Meeting Assistant is built for a different workflow:

  • Privacy First: Powered by whisper.cpp, transcription happens 100% offline. Your raw audio never leaves your disk.
  • High Performance: Minimal footprint, written in C++17 for zero-latency feedback and stable long-running sessions.
  • Truly Actionable: It doesn't just summarize; it creates GitHub issues, Obsidian notes, and executive-grade HTML reports automatically.
  • Zero-Bot Friction: No intrusive bots joining your calls. It captures your system audio or microphone silently and locally.

Core Capabilities

Active Intelligence

  • Live AI Copilot: Press [Space] during a meeting to query the context in real-time. Clarify a technical term or catch up on what you missed without interrupting the flow.
  • Contextual Continuity: Whisper retains a rolling memory of the last 200 characters, ensuring technical terms and names remain accurate across long sessions.
  • Visual Knowledge Graphs: Every meeting generates a Mermaid.js diagram, visualizing the relationships between topics, people, and decisions.

Specialized Analysis (Personas)

Tailor the output to the audience using --persona:

  • Dev: Focuses on architecture, technical trade-offs, code patterns, and technical debt.
  • PM: Focuses on deliverables, blockers, timelines, and accountability.
  • Exec: Focuses on high-level strategic impact, budget, and ROI.

Deep Integration

  • Obsidian v3: Generates notes with standard YAML Properties, semantic callouts (e.g., [!ABSTRACT]), and collapsible transcripts.
  • Issue Tracker Sync: Automatically parses Action Items and creates tickets on GitHub or GitLab.
  • Corporate HTML: Tidy, emoji-free reports styled with Plus Jakarta Sans and Inter. Includes a sticky sidebar and hidden transcripts for executive review.

Installation

1. Prerequisites

  • CMake: 3.14 or higher.
  • PortAudio: Required for live microphone input (brew install portaudio on macOS).

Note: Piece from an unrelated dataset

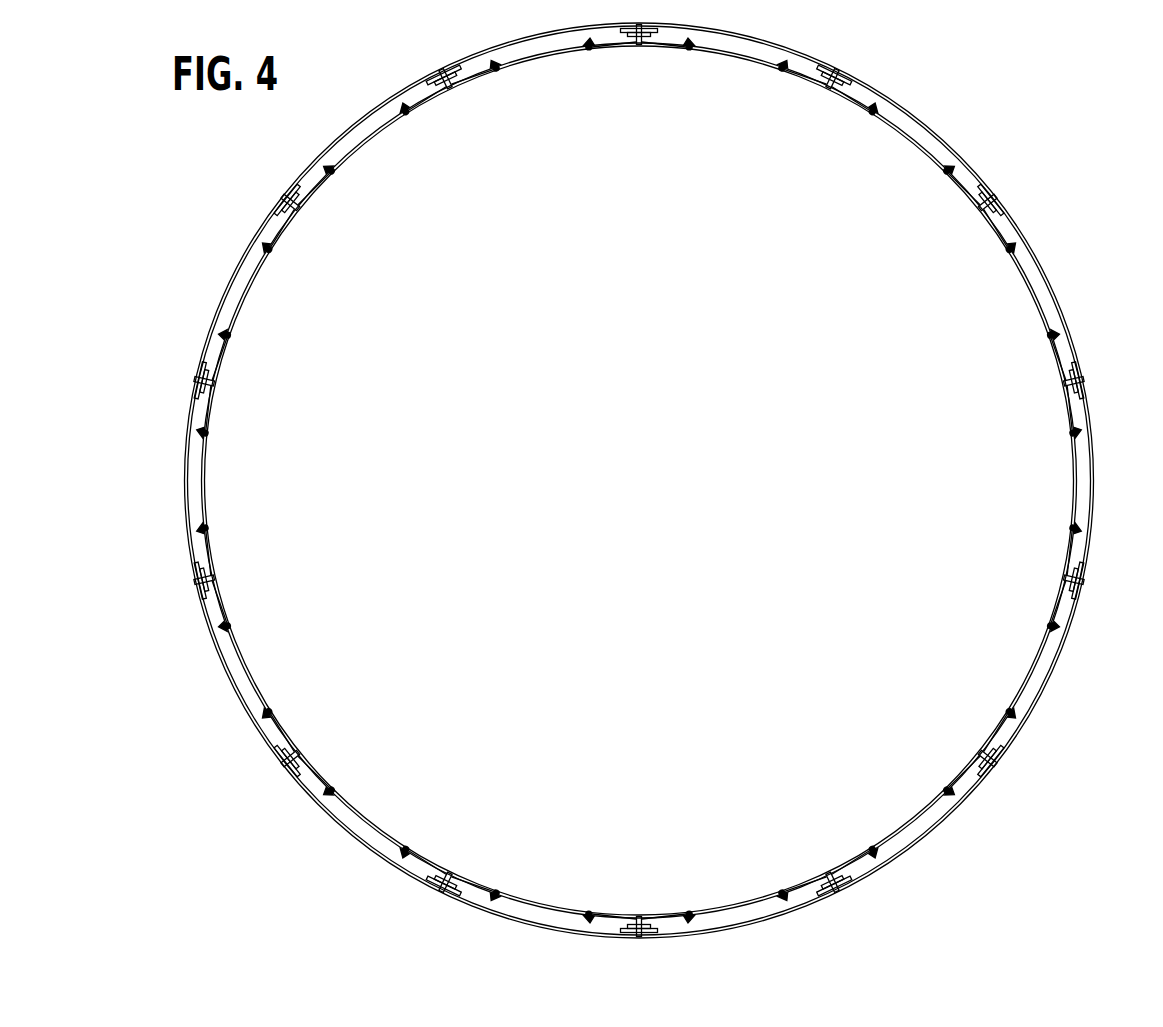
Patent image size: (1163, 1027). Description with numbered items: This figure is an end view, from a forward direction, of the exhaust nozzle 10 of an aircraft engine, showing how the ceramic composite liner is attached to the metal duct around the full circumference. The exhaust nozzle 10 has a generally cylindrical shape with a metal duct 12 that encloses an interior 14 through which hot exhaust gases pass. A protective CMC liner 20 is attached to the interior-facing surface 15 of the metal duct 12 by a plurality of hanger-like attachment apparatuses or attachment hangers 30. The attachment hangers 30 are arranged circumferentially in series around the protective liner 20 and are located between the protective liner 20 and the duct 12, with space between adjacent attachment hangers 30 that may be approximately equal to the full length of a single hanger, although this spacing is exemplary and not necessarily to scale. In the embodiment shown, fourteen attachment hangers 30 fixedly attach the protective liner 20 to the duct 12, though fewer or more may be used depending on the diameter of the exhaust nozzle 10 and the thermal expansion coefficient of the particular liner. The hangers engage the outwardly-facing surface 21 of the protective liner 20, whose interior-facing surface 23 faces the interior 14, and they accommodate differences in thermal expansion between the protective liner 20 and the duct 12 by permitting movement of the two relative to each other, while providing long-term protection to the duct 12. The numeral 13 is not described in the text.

2. Download a Whisper Model

Choose a ggml model based on your hardware. You can download them directly:

Model Size Speed Accuracy Recommended For
tiny.en 75 MB Fastest Lowest Low-power devices
base.en 142 MB Very Fast Good Standard laptops
small.en 466 MB Fast Great High-accuracy needs
medium.en 1.5 GB Slow Excellent Batch processing
large-v3 2.9 GB Slowest SOTA Max precision (GPU)

Quick download example:

mkdir -p models
curl -L https://huggingface.co/ggerganov/whisper.cpp/resolve/main/ggml-base.en.bin -o models/ggml-base.en.bin

3. Build

mkdir build && cd build
cmake -DCMAKE_PREFIX_PATH=/opt/homebrew ..
make -j$(nproc)
sudo make install

Usage & Workflows

Examples

# Start a live session with the TUI and PM persona
meeting_assistant -l --ui -p gemini --persona pm

# Process a technical WAV file with web research enabled
meeting_assistant -f technical_sync.wav -p gemini --persona dev --research

# 100% Offline Workflow (Local Transcription + Local LLM)
meeting_assistant -l --ui -p ollama -L llama3

# Run as a native macOS Tray Application
meeting_assistant --tray

Dashboard Hotkeys

  • [Space]: Open AI Copilot modal for real-time questions.
  • [N]: Finalize current meeting and start a new session immediately.
  • [Q / ESC]: Save all reports and Quit.

Configuration

Settings are persisted in ~/.meeting_assistant/config.json.

  1. Copy the provided config.json.example to ~/.meeting_assistant/config.json.
  2. Populate your API keys (Gemini, OpenAI, or Ollama) and integration tokens (GitHub/GitLab).
  3. Alternatively, use the --save-config flag to persist your current CLI flags as defaults.

Tech Stack

  • C++17: Performance and concurrency.
  • whisper.cpp: Local, state-of-the-art STT.
  • FTXUI: Modern animated terminal interface.
  • PortAudio: Cross-platform audio capture.
  • libcurl: Robust LLM API communication with exponential backoff.

License

Apache License 2.0 - See LICENSE for details. Requires attribution.